Peire is making fun of Gonzalo's well-known military career. In fact, Peire may have learned about Gonzalo on a trip he made to Castile in the spring of 1158. If he did not meet Gonzalo at the Castilian court, where Gonzalo undoubtedly was between January and February, then he may have met him at the meeting of Sancho III of Castile, Raymond Berengar IV of Barcelona, and Sancho VI of Navarre in the summer of that year.
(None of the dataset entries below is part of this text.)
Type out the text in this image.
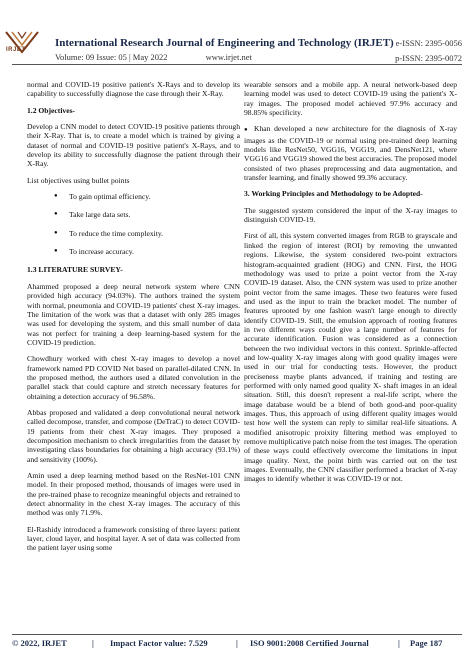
IRJET
International Research Journal of Engineering and Technology (IRJET)
Volume: 09 Issue: 05 | May 2022	www.irjet.net
e-ISSN: 2395-0056
p-ISSN: 2395-0072

normal and COVID-19 positive patient's X-Rays and to develop its capability to successfully diagnose the case through their X-Ray.

1.2 Objectives-

Develop a CNN model to detect COVID-19 positive patients through their X-Ray. That is, to create a model which is trained by giving a dataset of normal and COVID-19 positive patient's X-Rays, and to develop its ability to successfully diagnose the patient through their X-Ray.

List objectives using bullet points

● To gain optimal efficiency.
● Take large data sets.
● To reduce the time complexity.
● To increase accuracy.
1.3 LITERATURE SURVEY-

Ahammed proposed a deep neural network system where CNN provided high accuracy (94.03%). The authors trained the system with normal, pneumonia and COVID-19 patients' chest X-ray images. The limitation of the work was that a dataset with only 285 images was used for developing the system, and this small number of data was not perfect for training a deep learning-based system for the COVID-19 prediction.

Chowdhury worked with chest X-ray images to develop a novel framework named PD COVID Net based on parallel-dilated CNN. In the proposed method, the authors used a dilated convolution in the parallel stack that could capture and stretch necessary features for obtaining a detection accuracy of 96.58%.

Abbas proposed and validated a deep convolutional neural network called decompose, transfer, and compose (DeTraC) to detect COVID-19 patients from their chest X-ray images. They proposed a decomposition mechanism to check irregularities from the dataset by investigating class boundaries for obtaining a high accuracy (93.1%) and sensitivity (100%).

Amin used a deep learning method based on the ResNet-101 CNN model. In their proposed method, thousands of images were used in the pre-trained phase to recognize meaningful objects and retrained to detect abnormality in the chest X-ray images. The accuracy of this method was only 71.9%.

El-Rashidy introduced a framework consisting of three layers: patient layer, cloud layer, and hospital layer. A set of data was collected from the patient layer using some

wearable sensors and a mobile app. A neural network-based deep learning model was used to detect COVID-19 using the patient's X-ray images. The proposed model achieved 97.9% accuracy and 98.85% specificity.

● Khan developed a new architecture for the diagnosis of X-ray images as the COVID-19 or normal using pre-trained deep learning models like ResNet50, VGG16, VGG19, and DensNet121, where VGG16 and VGG19 showed the best accuracies. The proposed model consisted of two phases preprocessing and data augmentation, and transfer learning, and finally showed 99.3% accuracy.

3. Working Principles and Methodology to be Adopted-

The suggested system considered the input of the X-ray images to distinguish COVID-19.

First of all, this system converted images from RGB to grayscale and linked the region of interest (ROI) by removing the unwanted regions. Likewise, the system considered two-point extractors histogram-acquainted gradient (HOG) and CNN. First, the HOG methodology was used to prize a point vector from the X-ray COVID-19 dataset. Also, the CNN system was used to prize another point vector from the same images. These two features were fused and used as the input to train the bracket model. The number of features uprooted by one fashion wasn't large enough to directly identify COVID-19. Still, the emulsion approach of rooting features in two different ways could give a large number of features for accurate identification. Fusion was considered as a connection between the two individual vectors in this context. Sprinkle-affected and low-quality X-ray images along with good quality images were used in our trial for conducting tests. However, the product preciseness maybe plants advanced, if training and testing are performed with only named good quality X- shaft images in an ideal situation. Still, this doesn't represent a real-life script, where the image database would be a blend of both good-and poor-quality images. Thus, this approach of using different quality images would test how well the system can reply to similar real-life situations. A modified anisotropic proixity filtering method was employed to remove multiplicative patch noise from the test images. The operation of these ways could effectively overcome the limitations in input image quality. Next, the point birth was carried out on the test images. Eventually, the CNN classifier performed a bracket of X-ray images to identify whether it was COVID-19 or not.

© 2022, IRJET	| Impact Factor value: 7.529	| ISO 9001:2008 Certified Journal	| Page 187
Gonzalo Ruiz is also the name of a dedicatee of Quan vei pels vergiers desplegar, a sirventes of Bertran de Born, usually dated to the spring of 1184. This may be the same Gonzalo referred to in Peire d'Alvernhe's song, but Martí de Riquer i Morera suggests instead Gonzalo Ruiz de Azagra. This identity is strengthened by a reference in the poem to Pere Rois, probably Pedro Ruiz de Azagra, lord of Albarracín and the brother of Gonzalo de Azagra. Bertran's tornada goes like this:

Gossalbo Rois aprenda
de Fraga e fassa chantar
mo sirventes al rey navar
e per Castella l'entenda.
Gonzalo Ruiz, learn
from Fraga and do sing
my sirventes to the Navarrese king
and to Castile send it.

This poem is the second of two violent outbursts by Bertran against Alfonso II of Aragon in 1184. At that time Alfonso had allied with Richard the Lion-hearted and was at the side of the latter during the suppression of a rebellion in the Limousin—where Bertran was Richard's vassal—and Périgord. Fraga, which had been conquered by Raymond Berengar IV of Barcelona in 1149 (after two failed attempts by Alfonso the Battler) and divided between the Montcadas and a Templar barony, lay on the border of Catalonia and Aragon. Evidence from line 18 and from the song's razo suggests that perhaps the Quan vei was intended to be brought by Guillem de Berguedà, a Catalan troubadour and friend of Bertran and mutual enemy of Alfonso II, to Fraga and there transferred to Gonzalo.

Both Bertran's poem and Peire's attest the influence of the troubadours and their poetry on Navarre by the 1170s. If Gonzalo Ruiz is de Azagra, it should be noted that his brother's daughter, Tota Pérez, was married to Diego López de Haro—with whom the lord of La Bureba had a connexion—who was a great patron of troubadours. Rigaut de Barbezill, Peire Vidal, and Aimeric de Pegulhan all spent time at his court, as did Rodrigo Díaz de los Cameros, his son-in-law, one of the earliest Galician-Portuguese troubadours. Riquer attaches the Castilian embassy in France circa 1170 with Gonzalo Ruiz de Azagra.

Taken together these references to Gonzalo in two Occitan songs of the late twelfth century suggest that Gonzalo was a troubadour or at least a ioculator who could sing Occitan songs. Ramón Menéndez Pidal, in his Poesía juglaresca (1957), argued that "Gonzalvo Ruiz y Pedro de Monzón poetizaban en castellano, o acaso el de Monzón en aragonés" ("Gonzalo Ruis and Pere de Montsó wrote poetry in Castilian, or in the case of Montsó Aragonese").